D. Federal taxable income.
1. When the affiliated group files federal
and Virginia returns on a different basis, or files a federal consolidated
return including corporations which are not subject to Virginia income tax, the
"federal taxable income" for Virginia purposes of the affiliated group and of
each member of the group shall be computed in accordance with the following
principles:
a. If the affiliated group files a
consolidated Virginia return:
(1) The federal
taxable income (before and after deductions for net operating losses, net
capital losses, and charitable contributions) of the affiliated group shall be
computed as if a federal consolidated return had been prepared that included
only the members included in the Virginia consolidated return for the current
year. If a federal deduction for a net operating loss, net capital loss or
charitable contribution in the current year affects or is affected by another
taxable year, then a similar computation shall be made for every such taxable
year beginning on and after the year for which an election was made, or
permission granted, to file a consolidated Virginia return, and federal taxable
income shall be computed on a separate basis for every such taxable year before
consolidated Virginia returns were filed.
(2) The federal taxable income shall be
computed without giving effect to the deferral of any gain, loss, or deduction
arising from a transaction with a corporation not subject to Virginia income
tax.
(3) Any deferred gain, loss or
deduction arising from a prior transaction with an affiliate shall be
recognized for Virginia purposes when the affiliate subsequently ceases to be
an affiliate or when the asset involved is transferred to a corporation which
is not an affiliate.
(4) The
group's federal taxable income for Virginia purposes shall be computed as if
each affiliate's losses incurred before joining the Virginia consolidated
return had been incurred in a separate return year. This provision shall not
operate to create a separate return limitation year within the meaning of U.S.
Treasury Reg. § 1.1502-21 or § 1.1502-22 if all three of the
following conditions are satisfied with respect to the taxable year of the
loss: the affiliate was subject to Virginia income tax and its loss was
reported on a timely filed Virginia return; the affiliate satisfied the
ownership requirements of the definition of "affiliated" in § 58.1-302 of
the Code of Virginia on every day of the taxable year with respect to the group
to which the loss will be carried; and either the affiliate was prohibited from
being included in a consolidated Virginia return filed by other affiliates
solely because of its apportionment factor, or permission to file a
consolidated return was granted pursuant to the provisions of
23VAC10-120-324 A 3.
b.
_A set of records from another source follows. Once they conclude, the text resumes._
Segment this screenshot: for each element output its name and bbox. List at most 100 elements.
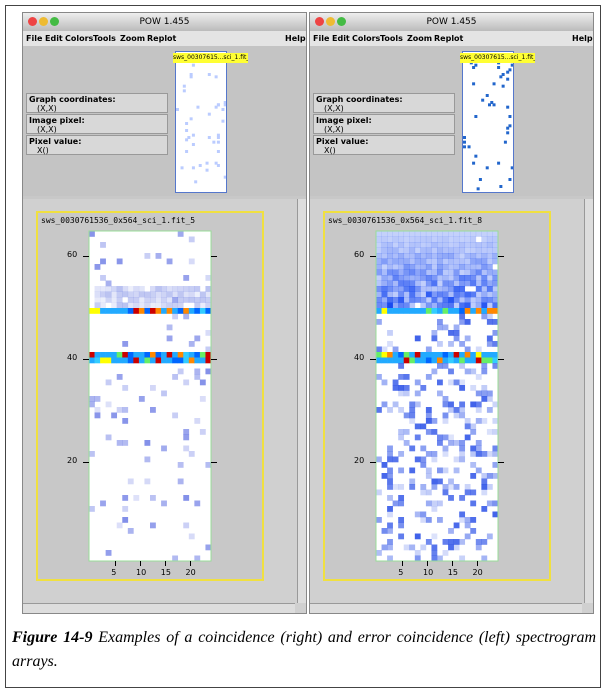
pixel: [387, 456, 393, 463]
info-label: Image pixel:: [316, 116, 372, 125]
scrollbar[interactable]: [23, 603, 295, 613]
pixel: [403, 253, 410, 259]
pixel: [459, 275, 466, 281]
pixel: [381, 346, 388, 353]
pixel: [172, 374, 179, 380]
pixel: [403, 291, 410, 298]
pixel: [448, 330, 454, 336]
thumb-pixel: [189, 117, 193, 121]
pixel: [437, 324, 443, 331]
menu-item[interactable]: Replot: [434, 34, 464, 43]
window-button[interactable]: [39, 17, 48, 26]
thumb-pixel: [176, 108, 179, 111]
pixel: [448, 258, 454, 265]
window-button[interactable]: [337, 17, 346, 26]
pixel: [442, 396, 449, 402]
menu-item[interactable]: Replot: [147, 34, 177, 43]
pixel: [459, 511, 466, 518]
pixel: [437, 247, 443, 254]
menu-item[interactable]: File: [26, 34, 43, 43]
pixel: [425, 412, 432, 419]
window-button[interactable]: [326, 17, 335, 26]
pixel: [492, 429, 499, 435]
pixel: [442, 291, 449, 298]
pixel: [403, 357, 410, 364]
pixel: [177, 231, 184, 237]
pixel: [442, 434, 449, 441]
window-button[interactable]: [315, 17, 324, 26]
pixel: [459, 264, 466, 270]
pixel: [448, 286, 454, 292]
scrollbar[interactable]: [584, 199, 593, 603]
pixel: [453, 269, 460, 276]
pixel: [431, 544, 438, 551]
pixel: [448, 379, 454, 386]
pixel: [403, 390, 410, 397]
menu-item[interactable]: Tools: [93, 34, 116, 43]
pixel: [464, 335, 471, 342]
pixel: [481, 357, 488, 364]
pixel: [376, 269, 382, 276]
pixel: [459, 357, 466, 364]
menu-item[interactable]: Zoom: [407, 34, 433, 43]
scrollbar[interactable]: [310, 603, 582, 613]
pixel: [425, 489, 432, 496]
pixel: [492, 357, 499, 364]
pixel: [464, 302, 471, 309]
pixel: [431, 429, 438, 435]
x-tick: [451, 561, 453, 566]
menu-item[interactable]: Tools: [380, 34, 403, 43]
pixel: [188, 286, 195, 292]
pixel: [414, 434, 421, 441]
menu-item[interactable]: Help: [572, 34, 593, 43]
scrollbar[interactable]: [297, 199, 306, 603]
pixel: [398, 434, 405, 441]
pixel: [464, 533, 471, 540]
thumb-pixel: [508, 68, 512, 72]
menu-item[interactable]: Zoom: [120, 34, 146, 43]
pixel: [420, 269, 427, 276]
image-border: [88, 230, 212, 562]
pixel: [475, 467, 482, 474]
pixel: [464, 236, 471, 243]
info-label: Pixel value:: [29, 137, 82, 146]
pixel: [409, 297, 416, 303]
pixel: [105, 280, 112, 287]
info-box: Pixel value: X(): [313, 135, 455, 155]
pixel: [387, 407, 393, 413]
pixel: [409, 231, 416, 237]
pixel: [464, 434, 471, 441]
pixel: [172, 302, 179, 309]
menu-item[interactable]: Help: [285, 34, 306, 43]
pixel: [486, 247, 493, 254]
window-button[interactable]: [50, 17, 59, 26]
pixel: [414, 291, 421, 298]
pixel: [392, 357, 399, 364]
pixel: [486, 390, 493, 397]
pixel: [437, 352, 443, 358]
pixel: [459, 412, 466, 419]
pixel: [150, 407, 156, 413]
pixel: [414, 231, 421, 237]
pixel: [183, 291, 190, 298]
pixel: [425, 352, 432, 358]
x-tick: [164, 561, 166, 566]
pixel: [437, 390, 443, 397]
menu-item[interactable]: File: [313, 34, 330, 43]
pixel: [442, 550, 449, 556]
menu-item[interactable]: Edit: [45, 34, 63, 43]
pixel: [398, 242, 405, 248]
pixel: [403, 258, 410, 265]
pixel: [492, 363, 499, 369]
pixel: [89, 451, 95, 457]
pixel: [166, 308, 173, 314]
window-button[interactable]: [28, 17, 37, 26]
menu-item[interactable]: Edit: [332, 34, 350, 43]
pixel: [492, 418, 499, 424]
pixel: [376, 264, 382, 270]
thumb-pixel: [187, 136, 191, 139]
menu-item[interactable]: Colors: [65, 34, 94, 43]
pixel: [161, 286, 167, 292]
menu-item[interactable]: Colors: [352, 34, 381, 43]
pixel: [453, 286, 460, 292]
If the group files separate
Virginia returns or a combined Virginia return, then the federal taxable income
(before and after deductions for net operating losses, net capital losses, and
charitable contributions) of each member of the group shall be computed as if
separate federal returns had been filed. A similar computation shall be made
for every other year which affects or is affected by a federal deduction for a
net operating loss, net capital loss or charitable contribution in the current
year.
c. A group filing a combined
Virginia return cannot claim a combined or consolidated deduction for federal
net operating losses, net capital losses, or charitable contributions. Each
affiliate must compute its separate federal taxable income (including its
separate net operating loss deduction) pursuant to this subdivision, together
with its separate Virginia NOLD modification pursuant to
23VAC10-120-100 B 5.
d. Whenever the computation of federal
taxable income includes a federal net operating loss deduction, the Virginia
return for such deduction year shall include an addition or subtraction, as the
case may be, that is in such proportion to each loss year's net Virginia NOLD
modification as the loss absorbed in the deduction year bears to the total
federal net operating loss for the loss year. The loss absorbed in the
deduction year taxable income shall be the amount that would be subtracted from
the federal net operating loss pursuant to IRC § 172(b)(2) to compute the
amount of the loss available in subsequent years, assuming that separate
federal returns were filed pursuant to this subsection of this regulation. For
example, assume that a 1990 federal net operating loss of $1,000 is carried
back and offsets income in 1987 and 1988. The loss absorbed in 1988 is
determined by computing the amount of the loss available in 1990 pursuant to
IRC § 172(b)(2). If federal rules require that 1988 taxable income of $300
be subtracted from the loss, then 30% ($300 ÷ $1,000) of the net
Virginia NOLD modification associated with the 1990 loss must be reported in
the 1988 Virginia return.
2. If an election under Internal Revenue Code
§ 338(h)(10) is made (allowing a sale of stock in a subsidiary to be
treated as a sale of the subsidiary's assets), then the Virginia returns of any
members of the selling group that are affected by such election shall reflect
the amount and character of income recognized in the federal consolidated
return.
3. The details of the
computation of federal taxable income shall be disclosed in the return together
with copies of any federal returns filed.